A team of researchers from Dartmouth Engineering and Philips have developed an optimised scheduling algorithm that significantly cuts the waiting time of patients for MRI at Lahey Hospital in Massachusetts, cutting overall associated costs by 23%.
“Excellence in service and positive patient experiences are a primary focus for the hospital. We continuously monitor various aspects of patient experiences and one key indicator is patient wait times,” said Christoph Wald, professor and chair, Department of Radiology, Lahey Hospital, Tufts University Medical School. With a goal of wanting to improve patient wait times, we worked with data science researchers at Philips and Dartmouth to help identify levers for improvement that might be achieved without impeding access.”
Exam waiting times can be stressful for patients, depending on the perceived value of the visit, and the associated costs of a delay to the patient.
Before the new algorithm, the average outpatient’s waiting time at the hospital was 54 minutes. The researchers found that the problem was a complicated scheduling system, which must cater to emergency room patients, inpatients, and outpatients; while other appointments are relatively inflexible, inpatient exams usually can be delayed if necessary.
“By analysing the patient data, we found that delays were prominent because the schedule was not optimal,” explained first author Yifei Sun, a Dartmouth Engineering PhD candidate. “This research uses optimisation and simulation tools to help the MRI centres of Lahey Hospital better plan their schedule to reduce overall cost, which includes patient waiting time.”
After identifying sources of delays, the researchers then created a mathematical model which optimised the length of each exam slot, and then worked in inpatient exams. Then they created an algorithm which cut down on the waiting time with its associated costs for outpatients, idle equipment time, employee overtime, and cancelled inpatient exams.
“This iterative improvement process did result in measurable improvements of patient wait times,” said Prof Wald. “The construction and use of a simulation model have been instrumental in educating the Lahey team about the benefits of dissecting workflow components to arrive at an optimised process outcome. We have extended this approach to identify bottlenecks in our interventional radiology workflow and to add additional capacity under the constraints of staffing schedules.”

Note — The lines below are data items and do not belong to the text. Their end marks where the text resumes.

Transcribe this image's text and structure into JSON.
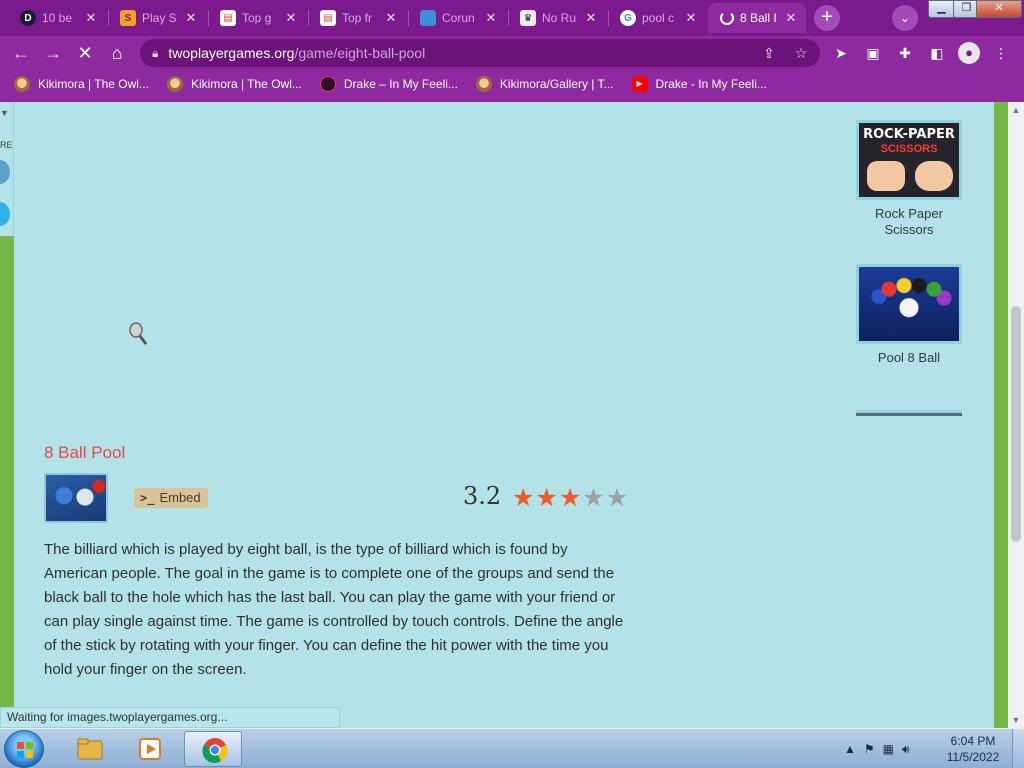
{
  "browser": {
    "tabs": [
      {
        "title": "10 be",
        "favicon": "d-logo-icon",
        "active": false
      },
      {
        "title": "Play S",
        "favicon": "s-logo-icon",
        "active": false
      },
      {
        "title": "Top g",
        "favicon": "store-icon",
        "active": false
      },
      {
        "title": "Top fr",
        "favicon": "store-icon",
        "active": false
      },
      {
        "title": "Corun",
        "favicon": "blue-square-icon",
        "active": false
      },
      {
        "title": "No Ru",
        "favicon": "crown-icon",
        "active": false
      },
      {
        "title": "pool c",
        "favicon": "google-icon",
        "active": false
      },
      {
        "title": "8 Ball I",
        "favicon": "loading-icon",
        "active": true
      }
    ],
    "url_host": "twoplayergames.org",
    "url_path": "/game/eight-ball-pool",
    "bookmarks": [
      {
        "label": "Kikimora | The Owl...",
        "icon": "owl"
      },
      {
        "label": "Kikimora | The Owl...",
        "icon": "owl"
      },
      {
        "label": "Drake – In My Feeli...",
        "icon": "drake"
      },
      {
        "label": "Kikimora/Gallery | T...",
        "icon": "owl"
      },
      {
        "label": "Drake - In My Feeli...",
        "icon": "yt"
      }
    ],
    "status_text": "Waiting for images.twoplayergames.org...",
    "colors": {
      "frame": "#8d2aa0",
      "tab_strip": "#7a1a8c",
      "omnibox": "#6a1479"
    }
  },
  "page": {
    "left_peek_text": "RE",
    "game_title": "8 Ball Pool",
    "embed_label": "Embed",
    "embed_icon": ">_",
    "rating": "3.2",
    "rating_stars": {
      "filled": 3,
      "total": 5
    },
    "description": "The billiard which is played by eight ball, is the type of billiard which is found by American people. The goal in the game is to complete one of the groups and send the black ball to the hole which has the last ball. You can play the game with your friend or can play single against time. The game is controlled by touch controls. Define the angle of the stick by rotating with your finger. You can define the hit power with the time you hold your finger on the screen.",
    "sidebar_games": [
      {
        "label": "Rock Paper Scissors",
        "thumb_top": "ROCK-PAPER",
        "thumb_mid": "SCISSORS"
      },
      {
        "label": "Pool 8 Ball"
      }
    ],
    "colors": {
      "background": "#b3e2e8",
      "title": "#e34a4a",
      "star_on": "#ee5a2b",
      "star_off": "#9aa3a8",
      "side_border": "#77b947"
    }
  },
  "taskbar": {
    "apps": [
      "explorer",
      "media-player",
      "chrome"
    ],
    "active_app": "chrome",
    "time": "6:04 PM",
    "date": "11/5/2022"
  }
}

The researchers believe that this solution may have great applicability, as the problem is common to mid-sized hospitals.
“We also provided suggestions for hospitals that don’t have optimisation tools or have different priorities, such as patient waiting times or idle machine times,” said Sun, who worked on the paper with her advisor Vikrant Vaze, the Stata Family Career Development Associate Professor of Engineering at Dartmouth.
Source: News-Medical.Net
Journal information: Sun, Y., et al. (2021) Stochastic programming for outpatient scheduling with flexible inpatient exam accommodation. Health Care Management Science. doi.org/10.1007/s10729-020-09527-z.